Ratna mengakui kesal kenapa hakim tidak memberikannya penangguhan. Ia juga mengkritik, apa penangguhan cuma buat mereka yang didiagnosis sakit kronis baru bisa ditangguhkan.

“Ya waktu saya harus dalam kondisi kronis baru ditangguhkan? Orang ditahan itu sebab takut menghilangkan tanda bukti, waktu saya ingin kabur, kabur ke manakah orang semua dipegang. KTP di polisi, semua dipegang, jadi ingin kabur ke manakah?” tutur Ratna.

Meskipun begitu, Ratna mengakui pasrah dengan ketetapan hakim. Ia mengharap Tuhan bisa memberikan nikmat sehat saat proses hukumnya.

“Saya kan minta lantas tidak diterima. Ya apakah bisa buat, semoga Tuhan kasih kesehatan,” berharap Ratna.

Tidak diterima Hakim

Terdakwa Ratna Sarumpaet melakukan persidangan kelanjutan berkaitan masalah penyebaran berita bohong alias hoax dengan agenda pembacaan nota keberatan atau eksepsi.

Selesai team kuasa hukum Ratna membacakan eksepsi, majelis hakim mengatakan belumlah bisa menyetujui permintaan penangguhan penahanan.

“Majelis hakim sampai sekarang ini belumlah bisa menyetujui itu,” papar Ketua Majelis Hakim Joni waktu persidangan di Pengadilan Negeri Jakarta Selatan, Rabu.

Menurut hakim, pihaknya belumlah temukan terdapatnya fakta yang menekan untuk menyetujui penangguhan penahanan Ratna.

“Sebab menurut majelis belumlah ada fakta yang penting untuk penangguhan penahanan serta di persidangan terdakwa dikatakan sehat,” jelas ia.

Sidang kelanjutan akan diselenggarakan minggu kedepan dengan agenda pembacaan respon jaksa atas eksepsi alias replik.

“Untuk sidang selanjutnya diputuskan hari Selasa tanggal 12 Maret 2019,” kata Joni.

Acungkan Dua Jari

Selesai persidangan, Ratna Sarumpaet kembali mengacungkan salam dengan kode pasangan calon presiden calon wakil presiden nomer 02.

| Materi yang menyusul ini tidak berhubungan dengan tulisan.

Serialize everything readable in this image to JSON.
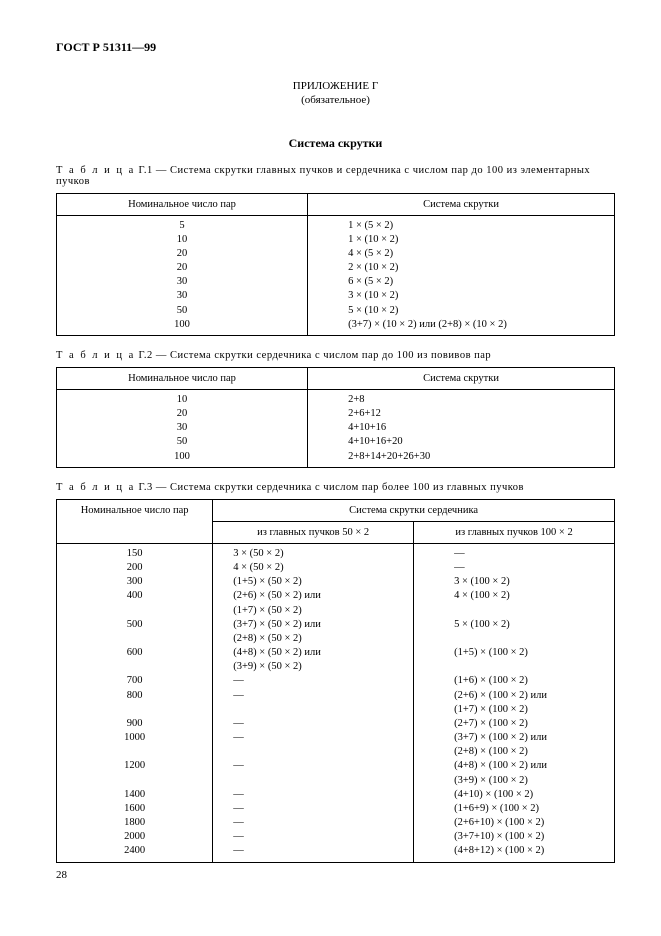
{
  "doc": {
    "header": "ГОСТ Р 51311—99",
    "appendix_title_line1": "ПРИЛОЖЕНИЕ Г",
    "appendix_title_line2": "(обязательное)",
    "section_title": "Система скрутки",
    "page_number": "28"
  },
  "table1": {
    "caption_prefix": "Т а б л и ц а",
    "caption_rest": "  Г.1 — Система скрутки главных пучков и сердечника с числом пар до 100  из элементарных пучков",
    "columns": [
      "Номинальное число пар",
      "Система скрутки"
    ],
    "col1": "5\n10\n20\n20\n30\n30\n50\n100",
    "col2": "1 × (5 × 2)\n1 × (10 × 2)\n4 × (5 × 2)\n2 × (10 × 2)\n6 × (5 × 2)\n3 × (10 × 2)\n5 × (10 × 2)\n(3+7) × (10 × 2) или (2+8) × (10 × 2)"
  },
  "table2": {
    "caption_prefix": "Т а б л и ц а",
    "caption_rest": " Г.2 — Система скрутки сердечника с числом пар до 100  из повивов пар",
    "columns": [
      "Номинальное число пар",
      "Система скрутки"
    ],
    "col1": "10\n20\n30\n50\n100",
    "col2": "2+8\n2+6+12\n4+10+16\n4+10+16+20\n2+8+14+20+26+30"
  },
  "table3": {
    "caption_prefix": "Т а б л и ц а",
    "caption_rest": "  Г.3 — Система скрутки сердечника с числом пар более 100  из главных пучков",
    "col1_header": "Номинальное число пар",
    "span_header": "Система скрутки сердечника",
    "col2_header": "из главных пучков 50 × 2",
    "col3_header": "из главных пучков 100 × 2",
    "col1": "150\n200\n300\n400\n\n500\n\n600\n\n700\n800\n\n900\n1000\n\n1200\n\n1400\n1600\n1800\n2000\n2400",
    "col2": "3 × (50 × 2)\n4 × (50 × 2)\n(1+5) × (50 × 2)\n(2+6) × (50 × 2) или\n(1+7) × (50 × 2)\n(3+7) × (50 × 2) или\n(2+8) × (50 × 2)\n(4+8) × (50 × 2) или\n(3+9) × (50 × 2)\n—\n—\n\n—\n—\n\n—\n\n—\n—\n—\n—\n—",
    "col3": "—\n—\n3 × (100 × 2)\n4 × (100 × 2)\n\n5 × (100 × 2)\n\n(1+5) × (100 × 2)\n\n(1+6) × (100 × 2)\n(2+6) × (100 × 2) или\n(1+7) × (100 × 2)\n(2+7) × (100 × 2)\n(3+7) × (100 × 2) или\n(2+8) × (100 × 2)\n(4+8) × (100 × 2) или\n(3+9) × (100 × 2)\n(4+10) × (100 × 2)\n(1+6+9) × (100 × 2)\n(2+6+10) × (100 × 2)\n(3+7+10) × (100 × 2)\n(4+8+12) × (100 × 2)"
  }
}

Didapati, acungan jari Ratan dengan pose itu pun dikerjakan pada sidang perdananya minggu lantas, 28 Februari 2019. Waktu itu Ratna mengacungkan sekitar 2x, saat diawali serta berakhirnya sidang.

Dibaca Juga : Andi Arief Diamankan Polisi, Mahfud Md: Janganlah Main-Main, Narkoba Mengakibatkan kerusakan Akal

Dalam masalah ini, Ratna didakwa pidana masalah berita bohong pada beberapa orang yang bisa memunculkan keresahan di kelompok penduduk yang dipandang sudah memunculkan pro serta kontra.

Jaksa mendakwa Ratna dengan dua tuduhan, pertama Masalah 14 ayat (1) UU Nomer 1 Tahun 1946 mengenai Ketentuan Hukum Pidana atau tuduhan, atau ke-2 Masalah 28 ayat (2) jo 45A ayat (2) UU No 19 Tahun 2016 mengenai Pergantian atas UU No 11 Tahun 2008 mengenai Info serta Transaksi Elektronik.

Sumber : Liputan6

Be the first to comment

Leave a Reply

Alamat email Anda tidak akan dipublikasikan.